Web modules and enabled capabilities
A capability can exist in source without being enabled in the running installation. Verify all three levels before editing source.
Source-present
The module project or static folder exists in the repository.
Manifest-enabled
WebModules.json lists the module with Enabled: true.
Runtime-loaded
/api/diagnostics/web-modules shows the module loaded by the current host.
Change settings safely
- Identify the exact owner: settings UI, provider catalog, feature row, web-module manifest, or implementation file.
- Read the source contract that consumes the setting.
- Back up or record the current value.
- Make the smallest focused change.
- Validate stored value and running value separately.
- Restart or recycle only if source indicates cached feature state or startup-only loading.
- Test with a small request.
- Document the change and rollback path.
Verify a setting took effect
- OpenAI key: check key status through settings UI/API and run a tiny provider-backed request without exposing the key.

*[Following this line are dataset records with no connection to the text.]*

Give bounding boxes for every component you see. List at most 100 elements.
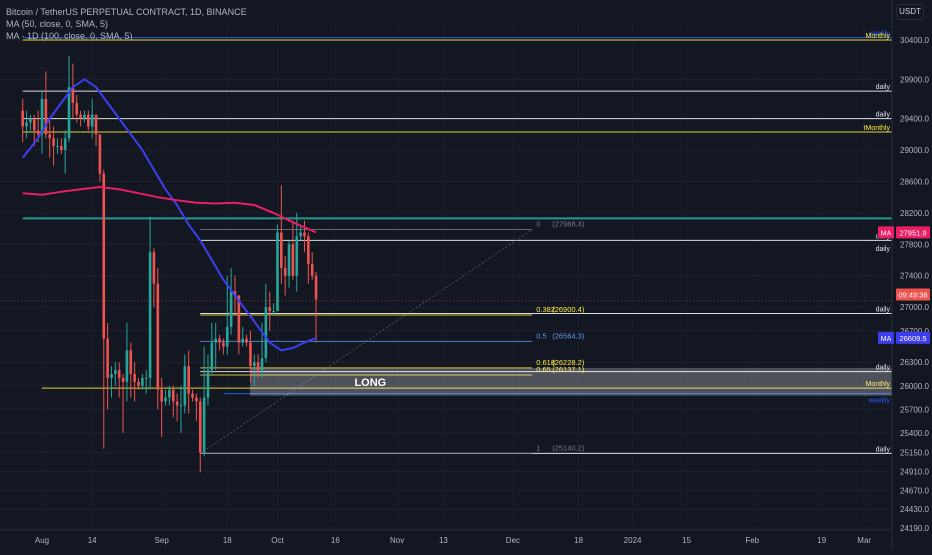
candle-body xyxy=(156,283,160,390)
y-tick-label: 27400.0 xyxy=(900,272,929,281)
candle-body xyxy=(75,102,79,115)
fib-level-price: (27988.4) xyxy=(552,220,585,229)
ma100-axis-tag-bg xyxy=(896,226,930,239)
candle-body xyxy=(314,275,318,300)
ma100-legend[interactable]: MA · 1D (100, close, 0, SMA, 5) xyxy=(6,31,133,41)
candle-body xyxy=(233,291,237,296)
candle-body xyxy=(129,350,133,374)
candle-body xyxy=(303,232,306,237)
candle-body xyxy=(148,252,152,378)
y-tick-label: 24910.0 xyxy=(900,467,929,476)
candle-body xyxy=(218,338,221,343)
candle-body xyxy=(195,397,198,402)
candle-body xyxy=(287,244,291,276)
candle-body xyxy=(241,338,245,343)
candle-body xyxy=(214,338,217,343)
level-label: daily xyxy=(876,365,891,372)
candle-body xyxy=(168,389,171,398)
candle-body xyxy=(249,342,252,367)
chart-legend: Bitcoin / TetherUS PERPETUAL CONTRACT, 1… xyxy=(6,6,247,42)
candle-body xyxy=(272,311,275,313)
candle-body xyxy=(264,307,268,359)
candle-body xyxy=(90,114,94,127)
fib-level-ratio: 0.382 xyxy=(536,305,555,314)
daily-tag-label: daily xyxy=(876,246,891,253)
long-zone-label: LONG xyxy=(354,377,386,389)
fib-level-ratio: 0.618 xyxy=(536,358,555,367)
ma100-line xyxy=(22,185,317,234)
ma100-axis-tag: 27951.9 xyxy=(899,228,926,237)
candle-body xyxy=(202,397,206,453)
level-label: daily xyxy=(876,84,891,91)
candle-body xyxy=(222,342,225,347)
x-tick-label: Nov xyxy=(390,536,404,545)
y-tick-label: 26000.0 xyxy=(900,382,929,391)
ma50-axis-name: MA xyxy=(881,336,892,343)
ma50-axis-tag: 26609.5 xyxy=(899,334,926,343)
countdown-tag-bg xyxy=(896,288,930,301)
candle-body xyxy=(133,373,136,382)
candle-body xyxy=(225,326,229,347)
candle-body xyxy=(183,366,187,406)
candle-body xyxy=(245,338,248,343)
candle-body xyxy=(310,263,314,276)
ma100-axis-name: MA xyxy=(881,230,892,237)
fib-level-price: (26137.1) xyxy=(552,365,585,374)
ma50-line xyxy=(21,78,317,352)
ma50-legend[interactable]: MA (50, close, 0, SMA, 5) xyxy=(6,19,109,29)
candle-body xyxy=(110,373,113,378)
candle-body xyxy=(152,252,156,284)
candle-body xyxy=(256,362,260,371)
candle-body xyxy=(44,98,48,135)
candle-body xyxy=(98,134,102,174)
candle-body xyxy=(25,122,28,127)
candle-body xyxy=(94,114,98,135)
y-tick-label: 24430.0 xyxy=(900,505,929,514)
candle-body xyxy=(299,232,302,237)
x-tick-label: Sep xyxy=(155,536,170,545)
level-label: daily xyxy=(876,306,891,313)
currency-button[interactable]: USDT xyxy=(896,4,924,20)
candle-body xyxy=(141,377,144,386)
candle-body xyxy=(79,114,82,119)
candle-body xyxy=(237,295,241,343)
candle-body xyxy=(191,393,194,398)
x-tick-label: 16 xyxy=(331,536,340,545)
y-tick-label: 24670.0 xyxy=(900,486,929,495)
candle-body xyxy=(56,146,59,148)
level-label: Monthly xyxy=(865,33,890,40)
candle-body xyxy=(187,366,190,394)
candle-body xyxy=(268,307,272,312)
candle-body xyxy=(295,236,299,276)
x-tick-label: Mar xyxy=(857,536,871,545)
x-tick-label: 15 xyxy=(682,536,691,545)
candle-body xyxy=(63,138,67,151)
y-tick-label: 26300.0 xyxy=(900,358,929,367)
x-tick-label: Feb xyxy=(745,536,759,545)
candle-body xyxy=(283,267,287,276)
symbol-title[interactable]: Bitcoin / TetherUS PERPETUAL CONTRACT, 1… xyxy=(6,7,247,17)
level-label: daily xyxy=(876,112,891,119)
candle-body xyxy=(179,405,183,407)
fib-level-price: (25140.2) xyxy=(552,443,585,452)
candle-body xyxy=(210,342,214,371)
fib-level-price: (26228.2) xyxy=(552,358,585,367)
level-label: tMonthly xyxy=(864,125,891,132)
y-tick-label: 29900.0 xyxy=(900,75,929,84)
y-tick-label: 25400.0 xyxy=(900,429,929,438)
candle-body xyxy=(229,291,233,327)
candle-body xyxy=(276,232,279,312)
x-tick-label: 14 xyxy=(88,536,97,545)
long-zone-box xyxy=(249,367,893,396)
fib-level-price: (26900.4) xyxy=(552,305,585,314)
ma50-axis-tag-bg xyxy=(896,331,930,344)
candle-body xyxy=(21,110,24,127)
candle-body xyxy=(117,370,121,378)
candle-body xyxy=(175,401,179,406)
fib-level-ratio: 0 xyxy=(536,220,540,229)
y-tick-label: 29400.0 xyxy=(900,115,929,124)
x-tick-label: 13 xyxy=(439,536,448,545)
candle-body xyxy=(253,362,256,367)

- Codex auth/backend: check profile/status and run a safe inspection or dry-run task.
- Provider/model: inspect active session selection and run a small response with the intended model.
- Runtime paths: inspect runtime feature output or prompt-visible path values.
- Web modules: inspect manifest and diagnostics, load the module page, and check JsonWs calls.
- Session store: create or open a test session and verify it appears in the expected store.
Common mistakes and failure modes
Editing source when settings own behavior
Change the settings row or UI value instead of hardcoding a fallback.
Source-present is not enabled
Verify runtime installation, manifest, and diagnostics.
Confusing OpenAI and Codex auth
Use the path that matches the transport and backend.
Expecting cached values to update instantly
Check whether restart, recycle, or new session is required.
Breaking typed JSON contracts
Malformed URLs, invalid enums, missing paths, or empty required rows can fail fast.
Storing secrets in docs or prompts
Report credential status, not secret values.